In Canada, and in most western industrialized countries, a centralized, independent body runs federal elections with the goal of making electoral procedures, including voter access, uniform across the country.
In the U.S., most of the election parameters are decided by 50 individual states, each of which has a slightly different approach.
To some people’s minds, it’s a bizarre way to run an election.
“The United States is a crazy system,” said Mark Rom, associate professor at the McCourt School of Public Policy at Georgetown University.
“There’s a statement made by one of our Supreme Court justices in the past. Justice (Louis) Brandeis said that the states are laboratories of democracy so they can try things out. States can learn from each other and perfect their policies.
“This is clearly completely untrue.
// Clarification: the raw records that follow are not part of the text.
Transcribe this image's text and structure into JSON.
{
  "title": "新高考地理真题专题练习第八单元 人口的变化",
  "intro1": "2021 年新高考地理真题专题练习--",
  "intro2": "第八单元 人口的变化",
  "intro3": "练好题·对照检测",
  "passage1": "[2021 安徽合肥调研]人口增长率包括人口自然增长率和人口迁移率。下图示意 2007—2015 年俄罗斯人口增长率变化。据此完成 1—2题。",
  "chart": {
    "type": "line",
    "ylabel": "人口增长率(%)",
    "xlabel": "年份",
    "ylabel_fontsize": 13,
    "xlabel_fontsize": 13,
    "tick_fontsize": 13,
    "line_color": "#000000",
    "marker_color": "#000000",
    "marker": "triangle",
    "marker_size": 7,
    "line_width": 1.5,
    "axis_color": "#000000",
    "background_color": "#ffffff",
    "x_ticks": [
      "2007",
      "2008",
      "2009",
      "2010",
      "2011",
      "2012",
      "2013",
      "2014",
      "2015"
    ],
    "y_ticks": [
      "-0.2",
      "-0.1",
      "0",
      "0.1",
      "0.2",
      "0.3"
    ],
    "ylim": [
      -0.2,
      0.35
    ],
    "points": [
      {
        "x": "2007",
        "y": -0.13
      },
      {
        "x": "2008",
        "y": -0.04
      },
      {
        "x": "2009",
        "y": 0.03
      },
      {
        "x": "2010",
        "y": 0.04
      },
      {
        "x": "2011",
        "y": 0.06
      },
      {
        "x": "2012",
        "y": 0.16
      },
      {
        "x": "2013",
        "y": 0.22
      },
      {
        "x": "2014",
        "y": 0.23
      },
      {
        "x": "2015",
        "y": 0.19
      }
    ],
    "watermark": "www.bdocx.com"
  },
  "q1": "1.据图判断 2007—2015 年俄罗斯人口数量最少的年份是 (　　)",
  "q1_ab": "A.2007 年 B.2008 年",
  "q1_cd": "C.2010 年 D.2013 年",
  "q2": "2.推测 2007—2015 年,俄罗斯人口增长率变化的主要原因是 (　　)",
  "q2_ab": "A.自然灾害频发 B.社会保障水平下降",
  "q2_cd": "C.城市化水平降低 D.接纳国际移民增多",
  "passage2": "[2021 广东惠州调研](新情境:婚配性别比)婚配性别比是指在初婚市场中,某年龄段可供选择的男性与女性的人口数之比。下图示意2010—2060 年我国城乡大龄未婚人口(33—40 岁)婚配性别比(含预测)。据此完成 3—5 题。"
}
Regarding elections, after 200 years of experimentation, our election system is still pretty much a mess.”
North of the border, the task falls to Elections Canada, an independent, non-partisan agency of Parliament. Unlike other departments, Elections Canada does not report to an elected cabinet minister. Instead, it reports to Parliament as a whole.
Its mandate is essentially to ensure that the process of campaigning, obtaining a ballot and voting is exactly the same in St. John’s, Newfoundland, as it is in Victoria, B.C.
While Elections Canada is not immune from political interference, altering its mandate to any significant degree would require changes to the Canada Elections Act, which would require the relatively public process of rewriting legislation.
In the U.S., legislation can be bent to political will at the state level — and has been.
In Florida, after a state constitutional amendment gave released felons the right to vote in the upcoming election, Republican Gov. Ron DeSantis signed off on a law that required those felons to pay all prison fines, fees and restitution before they would be allowed to vote.
As a result, as of last Monday’s deadline for voter registration, less than a quarter of those estimated 1.4 million potential voters had signed up to vote. The demographic most affected by this are Black men.
In Texas, Republican Gov. Gregg Abbott issued an order limiting the number of drop-off locations for mail-in ballots to one per county. That meant that Harris County — which contains Houston and has largely voted Democrat presidentially since Barack Obama in 2008 — had one drop-off location for 4.7 million people in a county that spans 4,600 square kilometres.
Republicans call that “ballot security.” Democrats call it “voter suppression.”